OpenBench: A New Benchmark and Baseline for Semantic Navigation in Smart Logistics

TL;DR

The paper presents OPEN, a GPS-free outdoor semantic navigation framework that fuses OpenStreetMap with Large Language Models and Vision-Language Models to enable scalable last-mile delivery without pre-mapping. It introduces a benchmark tailored to residential outdoor navigation, along with a baseline system that plans tasks, generates waypoints, localizes globally with VLMs, and updates maps online. Through extensive simulation and real-world experiments, OPEN demonstrates improved navigation efficiency, reliability, and long-term performance compared to learning-based baselines, while maintaining lightweight map storage. The work offers practical impact for deploying autonomous delivery robots in urban environments and provides public code and benchmarks to accelerate research. The combination of OSM-based routing, GPS-free localization, and continuous map enrichment addresses key deployment barriers in smart logistics.

Abstract

The increasing demand for efficient last-mile delivery in smart logistics underscores the role of autonomous robots in enhancing operational efficiency and reducing costs. Traditional navigation methods, which depend on high-precision maps, are resource-intensive, while learning-based approaches often struggle with generalization in real-world scenarios. To address these challenges, this work proposes the Openstreetmap-enhanced oPen-air sEmantic Navigation (OPEN) system that combines foundation models with classic algorithms for scalable outdoor navigation. The system uses off-the-shelf OpenStreetMap (OSM) for flexible map representation, thereby eliminating the need for extensive pre-mapping efforts. It also employs Large Language Models (LLMs) to comprehend delivery instructions and Vision-Language Models (VLMs) for global localization, map updates, and house number recognition. To compensate the limitations of existing benchmarks that are inadequate for assessing last-mile delivery, this work introduces a new benchmark specifically designed for outdoor navigation in residential areas, reflecting the real-world challenges faced by autonomous delivery systems. Extensive experiments in simulated and real-world environments demonstrate the proposed system's efficacy in enhancing navigation efficiency and reliability. To facilitate further research, our code and benchmark are publicly available.

Paper Structure

This paper contains 32 sections, 4 equations, 5 figures, 4 tables.

Figures (5)

  • Figure 1: Overview of the proposed benchmark framework. The diagram presents the simulation environments and corresponding OSM, which are provided for the implementation of semantic navigation systems.
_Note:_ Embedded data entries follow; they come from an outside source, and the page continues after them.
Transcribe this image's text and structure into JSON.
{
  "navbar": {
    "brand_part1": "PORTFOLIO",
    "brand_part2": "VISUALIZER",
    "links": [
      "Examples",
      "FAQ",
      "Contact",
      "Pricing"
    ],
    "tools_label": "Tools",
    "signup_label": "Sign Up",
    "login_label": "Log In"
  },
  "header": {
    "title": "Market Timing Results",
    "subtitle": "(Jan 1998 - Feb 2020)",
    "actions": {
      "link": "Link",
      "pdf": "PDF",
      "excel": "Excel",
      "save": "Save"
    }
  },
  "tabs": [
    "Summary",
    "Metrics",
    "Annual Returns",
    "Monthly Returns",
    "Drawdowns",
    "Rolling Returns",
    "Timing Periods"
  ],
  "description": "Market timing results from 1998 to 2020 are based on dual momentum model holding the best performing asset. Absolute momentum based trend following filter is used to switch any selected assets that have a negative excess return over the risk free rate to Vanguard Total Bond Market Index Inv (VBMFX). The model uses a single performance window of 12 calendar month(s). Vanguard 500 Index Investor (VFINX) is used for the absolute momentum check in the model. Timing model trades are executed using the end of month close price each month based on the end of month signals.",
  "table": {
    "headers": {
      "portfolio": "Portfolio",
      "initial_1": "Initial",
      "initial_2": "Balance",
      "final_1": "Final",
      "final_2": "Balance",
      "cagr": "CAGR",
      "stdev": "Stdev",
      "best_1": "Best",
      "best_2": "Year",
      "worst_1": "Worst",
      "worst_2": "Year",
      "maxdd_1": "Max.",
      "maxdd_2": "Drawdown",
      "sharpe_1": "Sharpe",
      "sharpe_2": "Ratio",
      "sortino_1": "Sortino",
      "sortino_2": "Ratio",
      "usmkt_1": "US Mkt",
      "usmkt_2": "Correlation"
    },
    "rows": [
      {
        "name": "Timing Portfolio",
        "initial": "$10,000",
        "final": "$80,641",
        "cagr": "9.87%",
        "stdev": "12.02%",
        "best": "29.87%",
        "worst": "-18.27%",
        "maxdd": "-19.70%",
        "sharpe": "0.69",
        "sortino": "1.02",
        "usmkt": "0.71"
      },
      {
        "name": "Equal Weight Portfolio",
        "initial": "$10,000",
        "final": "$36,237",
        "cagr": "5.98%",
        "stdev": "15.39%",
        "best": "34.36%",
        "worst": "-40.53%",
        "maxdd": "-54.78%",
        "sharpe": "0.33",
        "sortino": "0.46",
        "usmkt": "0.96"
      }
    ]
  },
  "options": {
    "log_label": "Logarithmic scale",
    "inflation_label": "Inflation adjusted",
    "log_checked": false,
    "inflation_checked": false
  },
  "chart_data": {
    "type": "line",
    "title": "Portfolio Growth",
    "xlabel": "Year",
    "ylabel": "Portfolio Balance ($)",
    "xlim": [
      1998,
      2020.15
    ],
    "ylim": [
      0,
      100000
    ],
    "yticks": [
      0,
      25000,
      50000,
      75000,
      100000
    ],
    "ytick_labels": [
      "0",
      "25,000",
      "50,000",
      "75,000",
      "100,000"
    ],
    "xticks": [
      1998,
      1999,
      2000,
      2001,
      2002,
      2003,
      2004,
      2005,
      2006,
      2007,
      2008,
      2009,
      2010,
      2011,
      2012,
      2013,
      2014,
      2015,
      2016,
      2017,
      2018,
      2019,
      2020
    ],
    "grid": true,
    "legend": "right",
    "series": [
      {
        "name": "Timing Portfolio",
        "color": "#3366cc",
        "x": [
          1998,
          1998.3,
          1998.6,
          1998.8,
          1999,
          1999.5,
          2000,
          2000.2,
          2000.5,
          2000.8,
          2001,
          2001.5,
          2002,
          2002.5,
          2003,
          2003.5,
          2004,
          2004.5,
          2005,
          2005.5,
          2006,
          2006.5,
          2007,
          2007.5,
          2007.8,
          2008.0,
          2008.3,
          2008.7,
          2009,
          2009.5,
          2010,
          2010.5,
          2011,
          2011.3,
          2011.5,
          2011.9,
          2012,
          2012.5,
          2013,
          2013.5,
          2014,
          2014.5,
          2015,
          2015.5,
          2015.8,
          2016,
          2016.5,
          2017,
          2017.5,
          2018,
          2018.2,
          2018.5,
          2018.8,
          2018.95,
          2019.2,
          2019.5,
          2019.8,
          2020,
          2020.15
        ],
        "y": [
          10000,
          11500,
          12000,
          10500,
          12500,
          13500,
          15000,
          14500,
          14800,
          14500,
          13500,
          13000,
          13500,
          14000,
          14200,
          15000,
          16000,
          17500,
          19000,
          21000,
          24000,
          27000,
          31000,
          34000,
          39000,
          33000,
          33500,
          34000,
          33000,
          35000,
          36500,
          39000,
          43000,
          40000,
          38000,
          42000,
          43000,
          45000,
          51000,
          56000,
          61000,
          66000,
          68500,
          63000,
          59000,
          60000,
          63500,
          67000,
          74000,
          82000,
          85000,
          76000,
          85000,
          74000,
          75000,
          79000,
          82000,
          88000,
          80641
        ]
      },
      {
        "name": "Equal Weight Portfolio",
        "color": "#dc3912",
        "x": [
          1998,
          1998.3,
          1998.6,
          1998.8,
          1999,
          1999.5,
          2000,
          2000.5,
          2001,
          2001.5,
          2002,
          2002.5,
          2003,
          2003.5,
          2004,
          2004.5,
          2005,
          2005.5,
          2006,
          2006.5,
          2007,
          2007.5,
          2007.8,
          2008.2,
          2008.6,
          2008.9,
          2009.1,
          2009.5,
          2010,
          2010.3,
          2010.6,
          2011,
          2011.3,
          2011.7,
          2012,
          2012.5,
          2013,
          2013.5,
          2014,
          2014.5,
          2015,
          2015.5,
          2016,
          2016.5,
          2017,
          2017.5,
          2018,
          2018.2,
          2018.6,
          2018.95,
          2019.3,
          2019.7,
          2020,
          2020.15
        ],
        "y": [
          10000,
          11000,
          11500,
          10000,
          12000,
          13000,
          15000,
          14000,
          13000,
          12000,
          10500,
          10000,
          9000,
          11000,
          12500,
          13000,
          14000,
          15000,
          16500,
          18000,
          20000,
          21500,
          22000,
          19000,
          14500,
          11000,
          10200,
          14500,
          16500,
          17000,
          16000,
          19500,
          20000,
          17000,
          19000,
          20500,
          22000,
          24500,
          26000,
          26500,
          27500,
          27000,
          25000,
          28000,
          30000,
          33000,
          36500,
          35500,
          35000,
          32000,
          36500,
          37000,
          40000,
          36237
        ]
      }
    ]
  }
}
This framework necessitates the navigation system to process natural language instructions autonomously, enabling accurate navigation from the initial starting point to the designated customer’s front door.
  • Figure 2: Simulation environment for last-mile delivery.
  • Figure 3: Overview of the OPEN system for autonomous last-mile delivery. The system initiates with a natural language delivery request, processed by a task planning module powered by an LLM. This module interacts with OSM to extract destination details and generates a structured task sequence. The robot autonomously decides between navigation and exploration modes, generating waypoints for execution by a classical planner. Localization is performed using classical methods, with global localization enhanced through integration of MobileSAM and CLIP models with OSM to correct positional errors. The robot also updates OSM with newly detected objects, continuously improving map detail and navigation performance for subsequent deliveries.
  • Figure 4: The robot used in real-world navigation experiments.
  • Figure 5: Illustration of the real-world experiment. The top-left part presents the OSM and target buildings. The bottom-left part displays the delivery instructions. The right side of the figure shows the navigation trajectories of different methods.